The vocals alternate, and are also frequently layered, between harrowing blackened screams and buoyantly hopeful passages of cleanly sung emotive punk.  A similar push-pull dynamic is evident in the band’s orchestral instrumentation, sorrowful strings are deeply braided with brightly uplifting brass, at times in seeming competition, at others entwined with singular purpose.  Honing these often-disparate ingredients, which could be reasonably said to span from Dawn Ray’d to The Hotelier by way of Youthmovies, into a cohesive whole is no mean feat, but it is one that Respire pull off with relish.  Not least, perhaps, on my personal highlights The Match, Consumed, The Sun Sets Without Us, and We Grow Like Trees In Rooms Of Borrowed Light.

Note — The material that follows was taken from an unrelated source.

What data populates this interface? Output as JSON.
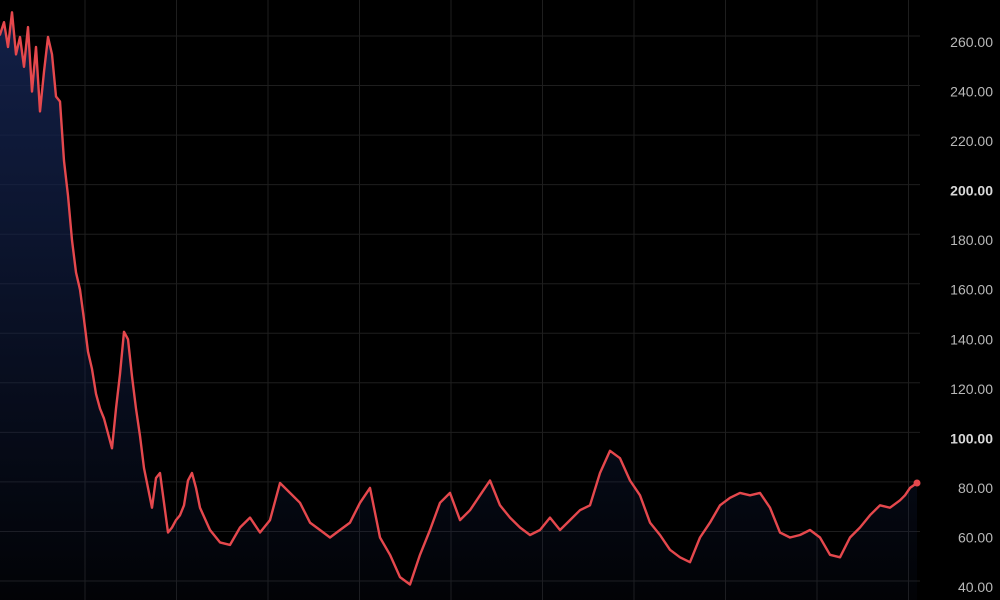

This vibrantly realised tension is in many respects a sonic embodiment of the very concept of the album’s title.  Hiraeth is a Welsh language term, with few direct equivalents in other languages, that speaks to the many emotional dimensions arising from a loss of homeland and tradition.  It is concurrently imbued with both a sense of grief for something lost and a yearning to realise something better, the former being the key to unlocking the latter.

The album also brings the concept vividly to life through its nuanced lyrical exploration of (im)migration.  Both its causes and consequences are teased out primarily through the lens of two countries.  Firstly, Canada’s relationship with the wider British Empire (First Snow and We Grow Like Trees In Rooms Of Borrowed Light) and its own Indigenous population (Voiceless; Nameless) and, secondly, the experiences of Albania as an Italian colony, communist state, and then the savage shock of the unfettered capitalism that ensued following the collapse of the Soviet Union (The Match, Consumed).

This approach allows the band to explore how people are forced to emigrate, often as a consequence of colonial legacies (Home Of Ash and Farewell [In Standard]), and the pain and courage entailed in leaving your home (Keening).  Even more powerfully, it speaks to how readily our political class will seek to manipulate blame for the consequences of their decisions to fall on those already most marginalised, a narrative in which we ourselves are too often silently complicit (Distant Light Of Belonging, The Sun Sets Without Us, and Do The Birds Still Sing?).

Hiraeth is an album defined by its musical invention but also, more importantly, by a deep-seated humanity that radiates from its very core.

This is the Persistent Vision pressing.